The FSI Conference 2021: Mathew Buckthorpe
Injuries are problematic in football due to their impact on financial, team, and player performance.
Medial collateral ligament (MCL) injuries are the most common of all traumatic knee injuries and the most common severe injury subtype after hamstrings injuries.
To prevent them, establishing their aetiology and mechanisms is critical. 62% of MCL injuries are caused by direct contact, 24% by indirect contact, and 14% by non-contact mechanisms, 44% of them due to external blow, 24% to sliding, and 19% to lever-like (force applied distal to the knee) “sprain type” mechanisms.

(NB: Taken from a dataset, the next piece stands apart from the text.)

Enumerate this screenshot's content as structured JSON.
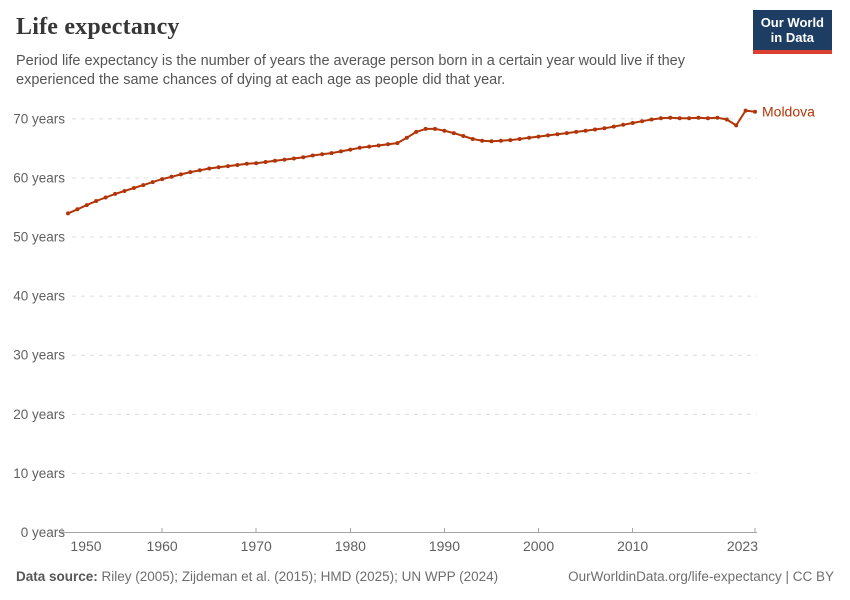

As most are contact-related injuries, the impact of training on their prevention seems to be minimal compared with other injuries, although indirect injuries are an opportunity that can be addressed. 73% MCL injuries happen during two main plating situations: 38% pressing/tackling, 35% being tackled. As for the ACL, these situations are dangerous for MCL injuries. Regarding biomechanical mechanisms, direct contact injuries occur with a shallow knee flexion angle (20º), while indirect and non-contact injuries occur at higher knee angles (100º), mainly due to the sliding mechanism injuries.
Except for the higher knee flexion angles (as this is protective of the ACL), MCL injuries occur at quite similar sagittal and frontal plane kinematics as ACL injuries. MCL injuries mostly affect central midfielders (36%), wide midfielders (21%), and centre forward (21%) positions (attacking players), most of them occurring in the middle corridor (57%) of the midfield and offensive thirds (92%). 48% occur in the final 30 minutes, which suggests, unlike ACL injuries, that fatigue might be playing a role in these injuries or that the situation of the game change towards the end (mental fatigue and increased collisions).
Question: The most interesting approach to prevent MCL injuries? Perturbation training to target neuromuscular control under realistic situations (good control to contact and being tackled techniques).
Key words: MCL injuries, video analysis, injury prevention, fatigue, perturbation training.